The Missing Link: Telecom Hypervisor

Nilay Patel put out an excellent piece today on the Verge discussing carriers in the US.  I’m a huge fan of Nilay’s work and I’ve followed him from the days when he was a guest blogger on Engadget covering some of the more technical legal analysis.

The gist of Nilay’s post is that innovation is dying at the hands of America’s carriers, and he’s right. I think I can point to the exact moment when carriers diverged from sanity, and while Nilay’s article focuses on the launch of the iPhone, I focus on the launch of AWS as a service (roughly 2004/05), and the resurgence of the Hypervisor.

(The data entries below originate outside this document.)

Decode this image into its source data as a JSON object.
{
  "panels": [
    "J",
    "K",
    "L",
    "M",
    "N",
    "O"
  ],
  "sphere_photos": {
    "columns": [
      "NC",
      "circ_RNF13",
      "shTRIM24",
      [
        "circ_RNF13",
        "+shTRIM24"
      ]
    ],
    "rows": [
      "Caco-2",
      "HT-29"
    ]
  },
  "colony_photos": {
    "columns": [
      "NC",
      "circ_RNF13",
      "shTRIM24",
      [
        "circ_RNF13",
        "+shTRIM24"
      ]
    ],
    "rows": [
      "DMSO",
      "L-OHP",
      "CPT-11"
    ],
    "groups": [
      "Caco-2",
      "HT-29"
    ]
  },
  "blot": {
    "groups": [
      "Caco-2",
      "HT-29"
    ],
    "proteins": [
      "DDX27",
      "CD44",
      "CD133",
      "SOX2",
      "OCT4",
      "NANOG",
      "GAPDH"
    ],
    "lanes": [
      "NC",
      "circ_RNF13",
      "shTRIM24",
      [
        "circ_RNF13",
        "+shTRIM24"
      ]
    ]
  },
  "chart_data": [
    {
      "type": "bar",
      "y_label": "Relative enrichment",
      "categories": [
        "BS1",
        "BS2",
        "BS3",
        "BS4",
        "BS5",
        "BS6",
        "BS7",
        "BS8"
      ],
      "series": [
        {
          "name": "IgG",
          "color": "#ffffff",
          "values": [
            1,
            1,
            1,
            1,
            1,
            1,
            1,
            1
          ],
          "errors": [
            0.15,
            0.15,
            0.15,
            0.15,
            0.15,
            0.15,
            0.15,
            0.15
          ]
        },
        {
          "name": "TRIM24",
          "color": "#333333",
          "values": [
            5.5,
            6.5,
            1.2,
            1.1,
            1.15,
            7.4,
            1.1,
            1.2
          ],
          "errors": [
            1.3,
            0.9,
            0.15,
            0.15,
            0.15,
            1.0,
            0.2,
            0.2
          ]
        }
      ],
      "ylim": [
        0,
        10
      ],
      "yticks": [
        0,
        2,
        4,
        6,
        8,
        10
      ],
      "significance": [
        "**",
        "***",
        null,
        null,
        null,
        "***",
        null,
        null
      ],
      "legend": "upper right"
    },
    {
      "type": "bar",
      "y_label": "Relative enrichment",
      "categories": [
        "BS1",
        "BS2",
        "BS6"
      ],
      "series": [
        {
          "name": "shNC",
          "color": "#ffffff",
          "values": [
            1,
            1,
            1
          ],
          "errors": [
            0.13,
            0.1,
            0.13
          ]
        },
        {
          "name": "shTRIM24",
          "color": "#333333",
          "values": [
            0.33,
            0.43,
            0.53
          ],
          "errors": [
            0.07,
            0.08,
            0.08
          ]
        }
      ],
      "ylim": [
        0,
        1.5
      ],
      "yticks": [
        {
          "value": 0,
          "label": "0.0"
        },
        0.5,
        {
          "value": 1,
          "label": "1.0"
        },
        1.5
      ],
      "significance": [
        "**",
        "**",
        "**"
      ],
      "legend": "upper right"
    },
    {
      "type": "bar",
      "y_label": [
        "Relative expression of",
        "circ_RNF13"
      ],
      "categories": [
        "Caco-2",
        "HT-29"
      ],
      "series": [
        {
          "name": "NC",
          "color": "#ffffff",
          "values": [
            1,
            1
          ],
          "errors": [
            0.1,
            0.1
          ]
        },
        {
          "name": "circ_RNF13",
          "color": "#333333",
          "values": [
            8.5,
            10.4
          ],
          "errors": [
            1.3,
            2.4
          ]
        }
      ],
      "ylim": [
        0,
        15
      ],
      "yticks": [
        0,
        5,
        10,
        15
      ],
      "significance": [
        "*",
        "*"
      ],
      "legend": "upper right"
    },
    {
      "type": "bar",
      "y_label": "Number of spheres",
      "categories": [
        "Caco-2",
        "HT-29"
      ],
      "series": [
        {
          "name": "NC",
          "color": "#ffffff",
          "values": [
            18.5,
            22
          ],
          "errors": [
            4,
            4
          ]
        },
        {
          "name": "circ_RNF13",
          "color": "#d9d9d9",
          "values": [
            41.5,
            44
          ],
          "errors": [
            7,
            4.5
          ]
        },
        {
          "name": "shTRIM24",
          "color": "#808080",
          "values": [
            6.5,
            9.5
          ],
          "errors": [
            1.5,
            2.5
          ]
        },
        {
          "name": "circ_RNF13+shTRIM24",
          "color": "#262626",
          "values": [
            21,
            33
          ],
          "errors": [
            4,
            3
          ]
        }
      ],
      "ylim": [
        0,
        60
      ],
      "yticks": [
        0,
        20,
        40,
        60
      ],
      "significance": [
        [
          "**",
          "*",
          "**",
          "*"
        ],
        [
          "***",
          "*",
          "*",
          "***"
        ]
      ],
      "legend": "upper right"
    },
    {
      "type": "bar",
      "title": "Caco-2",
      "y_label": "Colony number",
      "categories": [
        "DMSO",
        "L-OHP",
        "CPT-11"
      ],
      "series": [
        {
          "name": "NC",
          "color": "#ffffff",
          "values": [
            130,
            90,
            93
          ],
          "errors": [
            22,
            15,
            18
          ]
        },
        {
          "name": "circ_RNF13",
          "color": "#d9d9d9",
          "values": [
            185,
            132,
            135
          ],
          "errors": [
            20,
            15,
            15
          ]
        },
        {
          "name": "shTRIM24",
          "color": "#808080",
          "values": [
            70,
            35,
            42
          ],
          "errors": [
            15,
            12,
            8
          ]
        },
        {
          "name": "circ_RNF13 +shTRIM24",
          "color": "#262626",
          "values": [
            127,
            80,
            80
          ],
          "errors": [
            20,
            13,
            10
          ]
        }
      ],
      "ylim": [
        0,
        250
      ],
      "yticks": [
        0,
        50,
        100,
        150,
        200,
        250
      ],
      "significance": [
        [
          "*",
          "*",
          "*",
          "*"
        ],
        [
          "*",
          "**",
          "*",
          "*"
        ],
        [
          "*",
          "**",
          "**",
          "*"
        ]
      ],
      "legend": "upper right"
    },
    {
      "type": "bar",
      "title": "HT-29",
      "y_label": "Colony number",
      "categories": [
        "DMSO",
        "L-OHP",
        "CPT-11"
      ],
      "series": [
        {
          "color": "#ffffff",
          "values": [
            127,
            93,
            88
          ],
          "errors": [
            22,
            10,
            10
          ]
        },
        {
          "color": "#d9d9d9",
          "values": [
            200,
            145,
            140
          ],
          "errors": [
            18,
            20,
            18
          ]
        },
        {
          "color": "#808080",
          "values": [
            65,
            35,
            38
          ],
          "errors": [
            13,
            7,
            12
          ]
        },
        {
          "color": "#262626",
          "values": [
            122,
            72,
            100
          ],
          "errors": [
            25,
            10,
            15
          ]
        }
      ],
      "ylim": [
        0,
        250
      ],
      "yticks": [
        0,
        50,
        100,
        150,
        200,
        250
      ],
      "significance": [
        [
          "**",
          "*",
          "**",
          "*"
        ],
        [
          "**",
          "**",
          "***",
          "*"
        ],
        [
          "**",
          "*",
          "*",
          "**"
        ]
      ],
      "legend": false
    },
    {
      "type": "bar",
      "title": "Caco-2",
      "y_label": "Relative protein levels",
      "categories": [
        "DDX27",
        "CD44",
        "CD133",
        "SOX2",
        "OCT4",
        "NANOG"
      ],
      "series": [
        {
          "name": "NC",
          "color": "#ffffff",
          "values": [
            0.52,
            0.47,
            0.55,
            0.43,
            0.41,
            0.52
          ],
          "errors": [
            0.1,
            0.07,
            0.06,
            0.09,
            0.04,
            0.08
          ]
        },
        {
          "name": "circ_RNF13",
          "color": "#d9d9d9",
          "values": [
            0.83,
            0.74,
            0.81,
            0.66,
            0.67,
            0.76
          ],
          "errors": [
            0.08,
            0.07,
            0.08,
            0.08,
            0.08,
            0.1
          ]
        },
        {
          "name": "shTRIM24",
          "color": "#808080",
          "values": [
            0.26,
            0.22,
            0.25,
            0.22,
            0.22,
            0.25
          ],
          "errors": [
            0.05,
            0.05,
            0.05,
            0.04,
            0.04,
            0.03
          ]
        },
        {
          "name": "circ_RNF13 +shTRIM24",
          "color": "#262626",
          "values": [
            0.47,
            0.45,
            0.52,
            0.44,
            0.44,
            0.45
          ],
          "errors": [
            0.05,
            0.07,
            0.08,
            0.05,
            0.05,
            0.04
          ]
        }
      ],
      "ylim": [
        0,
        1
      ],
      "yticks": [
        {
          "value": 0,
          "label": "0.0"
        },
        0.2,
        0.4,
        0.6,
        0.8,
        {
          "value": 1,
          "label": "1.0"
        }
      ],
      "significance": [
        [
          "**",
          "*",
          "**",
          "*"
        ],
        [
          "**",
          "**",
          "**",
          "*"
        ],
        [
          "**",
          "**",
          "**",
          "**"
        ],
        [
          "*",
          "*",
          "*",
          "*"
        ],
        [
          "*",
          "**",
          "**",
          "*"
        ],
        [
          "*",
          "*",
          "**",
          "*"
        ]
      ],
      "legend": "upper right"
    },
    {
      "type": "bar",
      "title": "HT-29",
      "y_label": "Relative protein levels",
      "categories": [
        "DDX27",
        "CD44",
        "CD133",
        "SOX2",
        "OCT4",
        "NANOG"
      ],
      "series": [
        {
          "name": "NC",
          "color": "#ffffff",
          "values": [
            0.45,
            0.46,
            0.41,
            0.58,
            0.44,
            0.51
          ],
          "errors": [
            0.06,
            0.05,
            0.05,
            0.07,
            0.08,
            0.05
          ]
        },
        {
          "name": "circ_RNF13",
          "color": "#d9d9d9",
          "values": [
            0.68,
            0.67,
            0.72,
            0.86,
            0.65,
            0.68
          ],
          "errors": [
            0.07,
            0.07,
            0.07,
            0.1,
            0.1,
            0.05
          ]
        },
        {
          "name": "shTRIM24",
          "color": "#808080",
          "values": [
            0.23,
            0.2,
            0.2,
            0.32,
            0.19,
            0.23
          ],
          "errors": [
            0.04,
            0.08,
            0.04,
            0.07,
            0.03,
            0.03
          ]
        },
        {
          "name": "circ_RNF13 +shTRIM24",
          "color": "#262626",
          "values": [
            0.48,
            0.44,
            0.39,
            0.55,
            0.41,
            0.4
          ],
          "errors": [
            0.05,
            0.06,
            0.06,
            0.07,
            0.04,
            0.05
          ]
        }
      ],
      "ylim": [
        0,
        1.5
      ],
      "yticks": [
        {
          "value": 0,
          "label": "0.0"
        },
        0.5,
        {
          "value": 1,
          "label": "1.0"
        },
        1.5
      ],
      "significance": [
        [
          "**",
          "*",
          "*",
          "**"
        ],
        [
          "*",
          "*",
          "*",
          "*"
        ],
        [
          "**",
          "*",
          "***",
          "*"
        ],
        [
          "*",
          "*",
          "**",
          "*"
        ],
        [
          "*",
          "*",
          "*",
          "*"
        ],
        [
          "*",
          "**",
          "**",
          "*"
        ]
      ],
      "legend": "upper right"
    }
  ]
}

<Geek Talk!!!> Hypervisors are a virtual layer above the normal supervisory functions of an operating system. Hypervisors allow you to abstract the controls of the system away from the kernel which in turn enabled Virtualization. By using Hypervisors, users could run multiple operating systems on a single machine, or perhaps more importantly, operate upon multiple machines through a set of commands (generally APIs). </Geek Talk!!!>

The hypervisor allowed Amazon to build a massive cloud infrastructure, but it also allowed them to open this infrastructure to the world in a controlled systematic fashion. By enabling control planes instead of giving clients direct access to servers, Amazon could maintain the overall integrity of their infrastructure while still granting admin-level control to its users. This, in a nutshell, was the exact innovation required to build a massive, accessible cloud, and the same innovation that might’ve powered a carrier ecosystem were it not for a number of factors.

A carrier Hypervisor would allow for provisioning of equipment and services to a carrier network through the use of APIs. Instead of calling your favorite Telecom every time you need to make an account change, you could send a command, or better still, use a GUI to control your services. Innovation is stifled by a lack of access, and the ultimate solution would be to create true carrier APIs.

Personally, I think a carrier with an Open-API for setting up, provisioning and managing services would be a real hit in Silicon Valley. I think every engineer I know would love to summon connections using APIs instead of sitting on hold for hours, wouldn’t you?

In short, Carriers need to open the network because open-ness drives utilization. The reality is that carriers are divorced from a world where using their networks more makes them more profitable. In fact, the more you pay and the less you use is more profitable for the carrier right now and the opposite should be true

TL;DR: Carriers hate open-ness, utilization is bad, what can be done? Introduction of hypervisors is a win-win for big Telco: Usage up, more apps, more devs.